The eyewall contains high reflectivities and high echo-tops, with deeper and more intense but highly intermittent echo perturbations superimposed on the basic structure. The inner rainband echoes are intense but less deep and highly uniform at all levels, mostly containing stratiform precipitation with a limited amount of vertically-constrained convection, In tropical cyclones with concentric eyewalls, the upper-troposphere portions of the outer eyewalls are weak and uniform like the inner rainbands, but the lower-tropospheric portions are more intense and uniform than rainbands of single eyewall storms. The distant rainbands are weaker, sparse, highly convective and less vertically constrained.

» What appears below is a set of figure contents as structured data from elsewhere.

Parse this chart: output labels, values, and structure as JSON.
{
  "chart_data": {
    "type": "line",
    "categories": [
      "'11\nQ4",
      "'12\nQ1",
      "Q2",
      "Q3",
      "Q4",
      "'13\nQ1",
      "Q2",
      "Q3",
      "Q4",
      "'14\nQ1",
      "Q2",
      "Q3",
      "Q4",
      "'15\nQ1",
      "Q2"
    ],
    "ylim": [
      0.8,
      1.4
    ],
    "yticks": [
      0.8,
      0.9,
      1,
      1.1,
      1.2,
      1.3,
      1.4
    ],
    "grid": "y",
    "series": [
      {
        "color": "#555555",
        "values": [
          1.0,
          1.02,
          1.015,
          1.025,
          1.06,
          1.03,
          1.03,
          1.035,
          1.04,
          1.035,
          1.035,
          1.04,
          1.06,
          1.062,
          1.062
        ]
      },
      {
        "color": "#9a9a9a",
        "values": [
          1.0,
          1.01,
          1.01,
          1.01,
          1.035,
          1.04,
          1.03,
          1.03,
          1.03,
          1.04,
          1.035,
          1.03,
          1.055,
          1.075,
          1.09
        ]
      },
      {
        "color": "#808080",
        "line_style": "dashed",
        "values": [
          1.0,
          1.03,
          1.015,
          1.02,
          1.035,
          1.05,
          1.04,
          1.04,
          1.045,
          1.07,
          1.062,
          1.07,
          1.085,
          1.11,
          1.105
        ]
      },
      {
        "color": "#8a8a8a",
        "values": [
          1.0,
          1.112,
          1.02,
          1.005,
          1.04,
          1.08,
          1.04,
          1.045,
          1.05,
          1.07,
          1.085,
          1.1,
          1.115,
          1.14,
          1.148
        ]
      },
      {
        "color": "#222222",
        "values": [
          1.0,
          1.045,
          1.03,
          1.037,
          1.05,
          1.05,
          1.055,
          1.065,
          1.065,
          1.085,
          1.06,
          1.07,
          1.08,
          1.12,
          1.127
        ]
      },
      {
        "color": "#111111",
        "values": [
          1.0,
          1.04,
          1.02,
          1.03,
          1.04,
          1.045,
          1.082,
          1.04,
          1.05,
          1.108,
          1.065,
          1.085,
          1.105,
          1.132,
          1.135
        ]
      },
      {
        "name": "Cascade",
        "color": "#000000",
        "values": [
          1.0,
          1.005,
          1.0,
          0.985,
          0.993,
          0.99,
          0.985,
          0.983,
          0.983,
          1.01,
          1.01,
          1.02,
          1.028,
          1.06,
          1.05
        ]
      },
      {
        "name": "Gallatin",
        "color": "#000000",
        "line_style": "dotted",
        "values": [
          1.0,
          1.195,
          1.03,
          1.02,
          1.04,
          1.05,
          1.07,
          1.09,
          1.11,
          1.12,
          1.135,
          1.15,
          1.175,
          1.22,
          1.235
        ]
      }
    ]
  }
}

The PR data are normalized by the amount of radar echo in each sample and examined quadrant-by-quadrant relative to the direction of the environmental shear. The changes in these normalized statistics indicate that the eyewall convection generates in the downshear-right quadrant, matures in the downshear-left, and dissipates in the upshear-left. In the rainbands, the convection initiates in the upshear-right quadrant of the distant rainbands, matures in the downshear right quadrant as it travels inwards, and dissipates in the downshear-left quadrant of the inner rainbands. The non-normalized statistics indicate that the associated rainfall asymmetry places most of the rainfall in the downshear-left quadrant of the eyewall and rainbands, both from precipitation particles travelling downwind along the eyewall and rainbands as well as particles travelling outward from the inner regions of the storm. These results indicate that environmental wind shear is mostly responsible for the changes in convective structure around tropical cyclone eyewalls and rainbands as well as the placement of rainfall around the storm. In storms with concentric eyewalls, the inner eyewall is more strongly affected by shear than are the eyewalls of single eyewall storms, while the outer eyewalls are relatively unaffected by shear, suggesting that the outer eyewall is amplifying the shear-induced asymmetry of the inner eyewall.